Wstęp – porządek i harmonia stworzenia

Wstęp - porządek i harmonia stworzeniaNawet z punktu widzenia sceptyka rozsądne i bezstronne zbadanie tego, co jest nieznane, w świetle tego, co znane, prowadzi nieuprzedzonego, inteligentnego badacza w kierunku prawdy. Jest jednak oczywiste, że bez bezpośredniego objawienia planów i celów Boga człowiek może jedynie zbliżyć się do prawdy i dojść do bardzo nieścisłych wniosków. Odłóżmy jednak na chwilę Biblię i wyłącznie z punktu widzenia rozumu popatrzmy na zjawiska we wszechświecie.

Jeśli ktoś może przyglądać się niebu przez teleskop lub patrzeć na nie tylko gołym okiem i dostrzegać bezmiar stworzenia, jego symetrię, piękno, porządek, harmonię oraz różnorodność, a mimo to wątpi, że Stwórca tych rzeczy w ogromnym stopniu przewyższa go zarówno w mądrości jak i w mocy, albo jeśli ktoś choć przez chwilę może przypuszczać, że taki porządek powstał przypadkowo i że nie jest dziełem Stwórcy, ten do tego stopnia utracił zdolność rozumowania, albo z niej nie skorzystał, iż słusznie, zgodnie z określeniem Biblii, można go nazwać głupcem (kimś, kto lekceważy rozum lub komu go brak): “Głupi rzekł w sercu swoim: nie ma Boga” (Psalm 14 werset 1 (lub 2 w niektórych przekładach)). Bez względu na sposób powstania Biblii, przynajmniej te jej słowa są prawdziwe i może to stwierdzić każdy, kto myśli logicznie.

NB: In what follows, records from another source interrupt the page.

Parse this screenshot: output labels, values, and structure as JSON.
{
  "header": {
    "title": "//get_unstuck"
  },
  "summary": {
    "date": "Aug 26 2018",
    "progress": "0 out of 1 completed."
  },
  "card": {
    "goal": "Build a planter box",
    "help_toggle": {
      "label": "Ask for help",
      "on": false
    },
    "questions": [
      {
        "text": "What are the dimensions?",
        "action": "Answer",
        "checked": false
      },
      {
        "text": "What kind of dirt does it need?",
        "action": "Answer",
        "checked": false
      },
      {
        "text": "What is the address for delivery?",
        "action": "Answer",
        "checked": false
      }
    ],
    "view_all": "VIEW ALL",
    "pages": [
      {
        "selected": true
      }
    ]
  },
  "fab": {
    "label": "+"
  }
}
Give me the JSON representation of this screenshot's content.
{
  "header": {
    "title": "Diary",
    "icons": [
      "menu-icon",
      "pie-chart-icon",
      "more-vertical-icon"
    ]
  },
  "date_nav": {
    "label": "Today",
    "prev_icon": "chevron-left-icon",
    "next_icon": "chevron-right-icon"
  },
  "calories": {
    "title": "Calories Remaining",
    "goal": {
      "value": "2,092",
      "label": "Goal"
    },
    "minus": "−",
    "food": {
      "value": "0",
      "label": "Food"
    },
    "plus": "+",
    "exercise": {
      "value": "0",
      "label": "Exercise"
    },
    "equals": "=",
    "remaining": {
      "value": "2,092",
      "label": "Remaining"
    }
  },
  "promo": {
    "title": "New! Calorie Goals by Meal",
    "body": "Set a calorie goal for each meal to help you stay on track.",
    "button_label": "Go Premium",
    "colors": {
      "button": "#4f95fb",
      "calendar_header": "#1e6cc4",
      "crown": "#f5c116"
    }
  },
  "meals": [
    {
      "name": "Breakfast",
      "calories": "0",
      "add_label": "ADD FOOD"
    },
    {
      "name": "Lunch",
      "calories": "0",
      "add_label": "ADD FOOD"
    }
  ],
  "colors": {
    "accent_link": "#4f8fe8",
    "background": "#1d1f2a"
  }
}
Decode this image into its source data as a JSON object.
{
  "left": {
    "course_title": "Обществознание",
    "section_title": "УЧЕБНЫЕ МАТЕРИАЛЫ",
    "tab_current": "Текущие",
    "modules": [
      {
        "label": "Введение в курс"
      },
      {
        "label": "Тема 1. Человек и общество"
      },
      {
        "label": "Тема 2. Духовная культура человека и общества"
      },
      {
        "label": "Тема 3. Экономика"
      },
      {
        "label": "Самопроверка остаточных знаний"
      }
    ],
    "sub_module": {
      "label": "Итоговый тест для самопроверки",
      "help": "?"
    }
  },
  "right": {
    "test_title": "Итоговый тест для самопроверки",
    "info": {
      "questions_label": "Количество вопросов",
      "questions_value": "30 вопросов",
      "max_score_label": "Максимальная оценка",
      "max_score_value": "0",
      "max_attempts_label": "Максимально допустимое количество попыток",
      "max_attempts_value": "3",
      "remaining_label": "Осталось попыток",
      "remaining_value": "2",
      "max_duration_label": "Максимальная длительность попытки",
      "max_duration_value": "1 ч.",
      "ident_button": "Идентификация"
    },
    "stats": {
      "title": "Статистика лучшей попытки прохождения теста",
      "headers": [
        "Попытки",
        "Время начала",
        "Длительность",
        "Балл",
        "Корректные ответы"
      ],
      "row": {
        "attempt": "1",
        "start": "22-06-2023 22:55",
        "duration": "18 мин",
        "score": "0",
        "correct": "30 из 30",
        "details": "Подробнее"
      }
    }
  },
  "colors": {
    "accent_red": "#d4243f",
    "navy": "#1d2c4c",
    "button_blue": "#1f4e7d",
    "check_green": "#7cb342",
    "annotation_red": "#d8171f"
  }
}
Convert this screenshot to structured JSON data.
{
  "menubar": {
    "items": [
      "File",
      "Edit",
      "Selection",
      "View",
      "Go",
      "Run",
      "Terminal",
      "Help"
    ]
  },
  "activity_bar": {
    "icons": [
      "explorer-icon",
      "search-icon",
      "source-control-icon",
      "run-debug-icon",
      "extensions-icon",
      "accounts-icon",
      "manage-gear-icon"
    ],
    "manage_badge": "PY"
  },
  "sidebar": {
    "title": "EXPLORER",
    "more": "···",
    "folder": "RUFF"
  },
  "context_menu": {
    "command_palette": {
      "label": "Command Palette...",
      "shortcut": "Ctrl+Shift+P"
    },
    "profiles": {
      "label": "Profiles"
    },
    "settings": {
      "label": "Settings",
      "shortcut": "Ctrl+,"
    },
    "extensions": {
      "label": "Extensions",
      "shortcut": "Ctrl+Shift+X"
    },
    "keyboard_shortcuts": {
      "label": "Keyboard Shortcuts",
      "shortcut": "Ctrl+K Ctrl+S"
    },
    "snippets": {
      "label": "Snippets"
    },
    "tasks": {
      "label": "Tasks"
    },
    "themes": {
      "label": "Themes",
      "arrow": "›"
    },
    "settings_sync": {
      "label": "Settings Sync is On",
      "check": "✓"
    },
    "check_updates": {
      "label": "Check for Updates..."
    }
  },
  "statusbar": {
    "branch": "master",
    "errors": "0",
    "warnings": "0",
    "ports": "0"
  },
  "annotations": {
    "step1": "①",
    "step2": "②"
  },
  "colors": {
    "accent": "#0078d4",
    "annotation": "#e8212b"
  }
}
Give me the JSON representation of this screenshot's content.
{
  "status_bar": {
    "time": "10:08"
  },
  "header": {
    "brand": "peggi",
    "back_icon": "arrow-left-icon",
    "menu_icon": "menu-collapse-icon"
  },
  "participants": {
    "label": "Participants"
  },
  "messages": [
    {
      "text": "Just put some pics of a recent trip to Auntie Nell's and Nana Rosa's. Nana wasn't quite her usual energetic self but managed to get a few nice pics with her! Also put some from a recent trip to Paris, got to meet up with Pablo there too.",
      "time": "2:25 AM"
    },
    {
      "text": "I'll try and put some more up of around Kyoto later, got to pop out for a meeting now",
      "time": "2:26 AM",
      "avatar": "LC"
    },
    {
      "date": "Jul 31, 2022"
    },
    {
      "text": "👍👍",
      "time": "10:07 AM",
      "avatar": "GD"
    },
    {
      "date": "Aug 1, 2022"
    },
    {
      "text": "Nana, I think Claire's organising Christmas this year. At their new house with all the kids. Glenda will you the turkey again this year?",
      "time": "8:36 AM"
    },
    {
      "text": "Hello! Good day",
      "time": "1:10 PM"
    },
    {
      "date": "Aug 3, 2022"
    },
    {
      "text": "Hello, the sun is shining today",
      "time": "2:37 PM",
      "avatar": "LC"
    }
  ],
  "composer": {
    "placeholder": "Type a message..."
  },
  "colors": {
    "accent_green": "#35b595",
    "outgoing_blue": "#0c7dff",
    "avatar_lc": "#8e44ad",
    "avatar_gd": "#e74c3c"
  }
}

Oczywistym jest, że widziane przez nas skutki są następstwem odpowiadających im przyczyn. Każda roślina, a nawet każdy kwiat, świadczą o tym wymownie. Skomplikowane w budowie, doskonale piękne w swym kształcie i strukturze, dają świadectwo mądrości i umiejętności przewyższających ludzkie. Jakże krótkowzroczne i niedorzeczne jest stanowisko, które szczyci się ludzką zręcznością i pomysłowością, a zwykłemu przypadkowi przypisuje regularność, jednolitość i harmonię natury; które uznaje prawa natury, a jednocześnie przeczy temu, że ta natura ma inteligentnego Prawodawcę.

Rzymian rozdział 1 wersety 19-22: „(19) Gdyż to, że On istnieje, jest dla nich [bezbożnych i niesprawiedliwych] oczywiste. Bóg sam pozostawił im ślady swojej obecności. (20) Jego niewidzialna istota, to jest wieczna moc i Boskość, od stworzenia świata przemawia w Jego dziełach, wyraźnych przecież i widocznych — tak, że nie mają wymówki. (21) Poznali zatem Boga. Nie oddali Mu jednak należnej czci. Nie okazali Mu też wdzięczności jako Bogu. Mnożąc wątpliwości, stali się w końcu niezdolni do trafnego osądu. Na bezmyślność ich serc nałożyło się ponadto zaślepienie. (22) Podając się za mądrych, właściwie zgłupieli”.